JAG’s Musha Neluheni has been appointed assistant curator of the South African pavilion at the 57th Venice Biennale. Neluheni, who is curator of the JAG’s contemporary collection, will work alongside Lucy MacGarry, to present a major, two-person exhibition of artists Candice Breitz and Mohau Modisakeng.
Candice Breitz is an internationally acclaimed artist best known for her moving image installations. Breitz is known for her nuanced works examining the dynamics of individual identities in context of larger communities - the real and imagined. Questions of national belonging, race, gender and religion and the increasingly undeniable influence of mainstream media such as television, cinema and popular culture are all factors in play in her work. Most recently, Breitz’s work has focused on the conditions under which empathy is produced, reflecting on a media-saturated global culture in which strong identification with fictional characters and celebrity
Mohau Modisakeng’s award-winning and internationally exhibited photography, film, performance and installation work forms a personal and idiosyncratic exploration of a local narrative. Informed by a coming of age during our country’s violent political transition, his practice grapples with black male identity, body and place within a post-apartheid context. Modisakeng presents critical responses to ideas of nationhood, leadership, inequality and migrant labour that manifest visually as poignant moments of grieving and catharsis central to the current lived experience of contemporary South Africans.
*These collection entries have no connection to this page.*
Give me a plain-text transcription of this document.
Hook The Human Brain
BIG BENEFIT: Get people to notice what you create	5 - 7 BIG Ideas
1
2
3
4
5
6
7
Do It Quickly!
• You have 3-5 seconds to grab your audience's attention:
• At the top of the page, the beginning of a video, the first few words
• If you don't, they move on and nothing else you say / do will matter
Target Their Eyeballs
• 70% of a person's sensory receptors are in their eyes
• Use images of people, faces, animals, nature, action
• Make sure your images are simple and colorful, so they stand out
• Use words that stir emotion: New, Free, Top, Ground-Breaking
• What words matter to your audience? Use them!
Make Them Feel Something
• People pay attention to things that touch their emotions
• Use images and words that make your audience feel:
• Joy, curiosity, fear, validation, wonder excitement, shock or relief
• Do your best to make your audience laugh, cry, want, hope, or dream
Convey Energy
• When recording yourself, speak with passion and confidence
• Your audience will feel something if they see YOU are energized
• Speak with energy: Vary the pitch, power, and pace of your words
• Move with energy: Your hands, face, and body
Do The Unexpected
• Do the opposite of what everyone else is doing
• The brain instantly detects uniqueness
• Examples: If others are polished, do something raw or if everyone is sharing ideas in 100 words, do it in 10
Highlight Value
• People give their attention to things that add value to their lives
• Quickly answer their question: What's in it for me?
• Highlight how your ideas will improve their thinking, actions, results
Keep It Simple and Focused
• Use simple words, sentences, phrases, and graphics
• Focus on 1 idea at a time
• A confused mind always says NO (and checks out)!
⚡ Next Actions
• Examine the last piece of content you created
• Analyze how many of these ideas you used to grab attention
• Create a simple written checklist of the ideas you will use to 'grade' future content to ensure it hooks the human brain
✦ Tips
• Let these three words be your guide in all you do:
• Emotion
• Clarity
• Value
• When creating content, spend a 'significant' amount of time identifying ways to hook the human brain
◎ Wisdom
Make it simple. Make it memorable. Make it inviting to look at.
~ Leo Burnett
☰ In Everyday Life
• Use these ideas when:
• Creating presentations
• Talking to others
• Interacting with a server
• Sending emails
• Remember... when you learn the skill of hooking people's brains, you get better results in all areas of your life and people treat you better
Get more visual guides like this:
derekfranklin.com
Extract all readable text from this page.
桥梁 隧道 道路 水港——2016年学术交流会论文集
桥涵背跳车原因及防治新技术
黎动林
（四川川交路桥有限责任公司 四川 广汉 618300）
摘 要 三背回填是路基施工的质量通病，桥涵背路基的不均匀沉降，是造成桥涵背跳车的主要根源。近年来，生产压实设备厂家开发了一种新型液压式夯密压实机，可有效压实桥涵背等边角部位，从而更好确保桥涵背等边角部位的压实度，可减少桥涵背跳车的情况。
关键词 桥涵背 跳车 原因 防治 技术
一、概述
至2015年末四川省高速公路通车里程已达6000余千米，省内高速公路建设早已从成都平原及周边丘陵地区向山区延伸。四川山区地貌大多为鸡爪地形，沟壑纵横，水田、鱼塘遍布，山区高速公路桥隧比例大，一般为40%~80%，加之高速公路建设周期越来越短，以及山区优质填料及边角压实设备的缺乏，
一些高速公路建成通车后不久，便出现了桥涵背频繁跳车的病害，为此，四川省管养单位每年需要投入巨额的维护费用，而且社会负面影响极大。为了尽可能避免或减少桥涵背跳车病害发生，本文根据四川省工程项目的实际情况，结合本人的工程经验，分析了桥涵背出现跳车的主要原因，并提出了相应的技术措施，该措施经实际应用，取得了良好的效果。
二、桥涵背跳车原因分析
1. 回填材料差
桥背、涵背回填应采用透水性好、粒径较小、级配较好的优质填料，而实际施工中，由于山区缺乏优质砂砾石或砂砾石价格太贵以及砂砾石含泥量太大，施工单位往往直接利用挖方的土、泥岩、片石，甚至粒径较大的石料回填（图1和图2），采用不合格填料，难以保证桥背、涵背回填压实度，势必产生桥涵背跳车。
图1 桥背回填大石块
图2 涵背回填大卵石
Christine Macel, Artistic Director of the 57th International Art Biennale, has outlined a curatorial framework emphasising the important role artists play in inventing their own universes and injecting generous vitality into the world we live in. In response to the Biennale’s theme, the South African Pavilion exhibition will invite viewers to explore the artist’s role in visualising and articulating the notion of selfhood within a context of global marginalisation. Placing new works by Breitz and Modisakeng in dialogue, the exhibition will reflect on experiences of exclusion, displacement, transience, migration and xenophobia, exploring the complex socio-political forces that shape the performance of selfhood under such conditions.
The 57th Venice Biennale will run from 13 May to 26 November 2017 in Venice, Italy.